Life on the small screen: Part one

Shortly after my father joined the faculty at the University of Waterloo, he took me to see the university’s cutting edge computer installation. At that time, the university was a leader in computer science in Canada, although my father, a professor of what was then called pure mathematics, had no time for such modern foolishness.

(He still doesn’t, really. While, at the age of 92, he knows how to use the internet and can email, his writing style is reminiscent of someone sending a telegram, where the cost was calculated on a per-letter basis: “Pamela: It will be good to see you. Dad” is a typical response to an email from me chatting about the news, our cat — adopted from my dad and his wife when they could no longer manage her care — what we are all up to and suggesting the possibility of a visit.)  

Back in the 1960s, the computers, housed in one building, were an impressive sight. We stood on a kind of catwalk around the outside of a multi-storied room, to watch and listen as the wheels of computer tape whirled and whirred. One of my dad’s colleagues handed me a stack of computer cards that spelled out my name in WATFOR, the computer language developed by the university.

Recently, I have found my mind wandering back to that almost 50-years-ago peek I had at the early days of this technology that, thanks to the pandemic, we have become more reliant on than ever.

Distance work

I am a big fan of computer technology and the internet. Without them, I could not do my job, even sans pandemic. I could not communicate easily and inexpensively with colleagues spread across the country, deliver trainings via webinar to women in remote and rural parts of Ontario, conduct research quickly and (relatively) easily, hold meetings with people in dozens of different locations.
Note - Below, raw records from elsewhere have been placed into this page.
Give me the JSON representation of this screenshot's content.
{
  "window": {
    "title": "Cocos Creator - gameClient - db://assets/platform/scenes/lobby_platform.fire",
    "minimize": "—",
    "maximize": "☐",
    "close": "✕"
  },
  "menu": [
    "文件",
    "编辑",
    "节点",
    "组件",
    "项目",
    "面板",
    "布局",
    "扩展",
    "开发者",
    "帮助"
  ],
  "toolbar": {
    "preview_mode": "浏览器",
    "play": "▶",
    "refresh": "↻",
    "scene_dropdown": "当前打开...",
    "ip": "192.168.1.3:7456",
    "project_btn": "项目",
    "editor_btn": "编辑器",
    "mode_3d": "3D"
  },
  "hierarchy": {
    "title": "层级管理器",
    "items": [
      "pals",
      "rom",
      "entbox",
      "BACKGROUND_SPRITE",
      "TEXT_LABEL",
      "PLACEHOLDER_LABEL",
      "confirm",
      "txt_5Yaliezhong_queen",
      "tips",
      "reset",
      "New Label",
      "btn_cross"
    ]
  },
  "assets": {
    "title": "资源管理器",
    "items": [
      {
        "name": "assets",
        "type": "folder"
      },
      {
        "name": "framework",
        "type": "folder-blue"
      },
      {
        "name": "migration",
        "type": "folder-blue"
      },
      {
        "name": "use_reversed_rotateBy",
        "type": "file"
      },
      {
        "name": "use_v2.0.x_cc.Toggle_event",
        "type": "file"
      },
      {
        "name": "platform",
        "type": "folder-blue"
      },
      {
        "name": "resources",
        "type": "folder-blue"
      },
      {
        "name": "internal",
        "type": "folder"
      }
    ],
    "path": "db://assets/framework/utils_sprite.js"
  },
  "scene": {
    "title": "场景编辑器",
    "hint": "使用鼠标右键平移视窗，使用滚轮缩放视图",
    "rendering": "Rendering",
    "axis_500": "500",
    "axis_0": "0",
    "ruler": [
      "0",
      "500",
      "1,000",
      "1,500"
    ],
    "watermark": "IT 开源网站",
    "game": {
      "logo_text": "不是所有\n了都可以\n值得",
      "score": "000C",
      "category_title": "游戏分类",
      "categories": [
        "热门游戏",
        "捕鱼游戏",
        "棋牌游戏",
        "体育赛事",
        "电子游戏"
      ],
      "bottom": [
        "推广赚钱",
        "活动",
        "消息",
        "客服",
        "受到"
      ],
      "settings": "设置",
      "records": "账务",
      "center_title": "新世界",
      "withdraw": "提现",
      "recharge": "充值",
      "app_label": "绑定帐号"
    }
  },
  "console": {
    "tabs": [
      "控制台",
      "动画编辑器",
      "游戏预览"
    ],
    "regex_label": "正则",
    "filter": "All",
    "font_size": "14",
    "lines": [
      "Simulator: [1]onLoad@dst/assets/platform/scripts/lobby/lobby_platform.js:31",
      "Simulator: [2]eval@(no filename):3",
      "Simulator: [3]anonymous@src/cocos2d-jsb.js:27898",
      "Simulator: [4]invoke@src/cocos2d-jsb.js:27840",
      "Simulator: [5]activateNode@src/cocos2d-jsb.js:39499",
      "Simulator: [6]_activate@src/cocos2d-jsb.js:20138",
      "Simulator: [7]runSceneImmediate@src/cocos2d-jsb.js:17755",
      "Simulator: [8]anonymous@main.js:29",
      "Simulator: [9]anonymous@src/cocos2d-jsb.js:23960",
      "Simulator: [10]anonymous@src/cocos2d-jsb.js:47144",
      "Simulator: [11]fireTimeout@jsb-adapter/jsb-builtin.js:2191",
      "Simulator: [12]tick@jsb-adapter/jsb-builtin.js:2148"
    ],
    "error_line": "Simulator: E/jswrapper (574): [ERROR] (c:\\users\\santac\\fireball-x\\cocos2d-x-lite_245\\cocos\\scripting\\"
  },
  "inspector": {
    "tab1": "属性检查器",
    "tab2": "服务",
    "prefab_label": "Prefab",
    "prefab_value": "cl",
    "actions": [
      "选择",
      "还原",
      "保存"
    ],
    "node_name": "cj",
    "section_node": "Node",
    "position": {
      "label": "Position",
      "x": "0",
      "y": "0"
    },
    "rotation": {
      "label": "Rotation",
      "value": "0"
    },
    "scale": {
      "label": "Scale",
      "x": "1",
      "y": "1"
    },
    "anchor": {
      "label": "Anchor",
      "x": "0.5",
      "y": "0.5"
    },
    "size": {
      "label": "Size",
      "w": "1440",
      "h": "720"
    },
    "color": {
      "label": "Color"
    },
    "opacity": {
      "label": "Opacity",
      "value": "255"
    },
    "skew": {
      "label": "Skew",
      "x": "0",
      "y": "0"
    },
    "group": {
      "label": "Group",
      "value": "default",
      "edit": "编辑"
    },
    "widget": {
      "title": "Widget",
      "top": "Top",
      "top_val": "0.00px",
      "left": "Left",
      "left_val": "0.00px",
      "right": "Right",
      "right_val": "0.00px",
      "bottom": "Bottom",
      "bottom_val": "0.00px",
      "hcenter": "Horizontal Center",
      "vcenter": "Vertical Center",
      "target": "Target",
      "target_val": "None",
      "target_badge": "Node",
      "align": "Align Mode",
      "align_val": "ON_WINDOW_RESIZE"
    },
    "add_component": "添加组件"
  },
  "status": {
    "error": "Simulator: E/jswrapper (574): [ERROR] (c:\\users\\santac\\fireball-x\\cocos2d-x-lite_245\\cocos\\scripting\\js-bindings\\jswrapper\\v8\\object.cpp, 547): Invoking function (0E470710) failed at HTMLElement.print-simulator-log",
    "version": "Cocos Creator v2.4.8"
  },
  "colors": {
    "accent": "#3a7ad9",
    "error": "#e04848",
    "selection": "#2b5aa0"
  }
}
The internet, my laptop and my smart phone allow me to stay in touch with family and friends, even when we are in different time zones. The texting I once swore I would never do has become a mainstay of my family and social communication. I have even come to appreciate the value of Twitter.

Never have we understood the benefits of technology more than now, during the pandemic, as our reliance on it has reached new heights.

Our initial love affair with all things online is understandable. None of us has seen anything like the pandemic before, and technology offers us many ways to create a semblance of normalcy in a sea of anything but normal.

Many of us have been able to continue working. We can stay in touch with family and friends even if we or they are quarantined. We can get groceries without leaving home. We can go to court without leaving our desk and without having to gown or stand up for the judge. We can have medical appointments online. We can even turn to Facebook or YouTube to watch our favourite musicians, who are struggling to stay afloat by giving house concerts from their garage, basement or living room.

It is, as they say, all good. Except, it isn’t really.

The Big Sick

But after more than two months of doing all of my work online, I am sick of the technology that makes it possible. I am tired of feeling like my ear buds are part of my body; sick of staring at my own face while I wait for others to join yet-another Zoom meeting; exhausted from trying to interpret body language from the tiny square images of others on my screen; fed up with facilitating meetings where either no one speaks or everyone bursts forward at the same time.

Don’t get me wrong. I am grateful every day to have a job that I can do online. My colleagues and I are able to support women for whom the pandemic means even more isolation than usual; my days are filled with work, which distracts me from thinking too much about all the things I can’t do right now and, because I am working, I still have an income.

The pandemic has created the opportunity for us to see both the beauty and blemishes of what technology has to offer. If we are smart, we won’t ignore the blemishes in our appreciation of the beauty: technological communication cannot and will not ever be able to replace in-person contact.

In a recent essay, Lauren Collins, who was in Europe and unable to travel to the United States because of the pandemic to be with her father as he died, wrote:

“Video calls are unsatisfying, not just because of the lack of touch but because they require mutual active presence. Conversation is only a part of companionship. It’s hard to just be when you’re on a call, hard to see when you’re constantly looking.”

I, too, crave that physical contact with my colleagues — that quick shared smile, grimace or eye roll across a meeting table — just as I crave the quiet companionship of being in the same space with someone I know, where we feel connected without saying a word.

There is a lot at risk if we jump too quickly to embrace what have been effective ways to manage during the pandemic into permanent approaches to work, without proper consideration of what – and who — will be lost if we do so.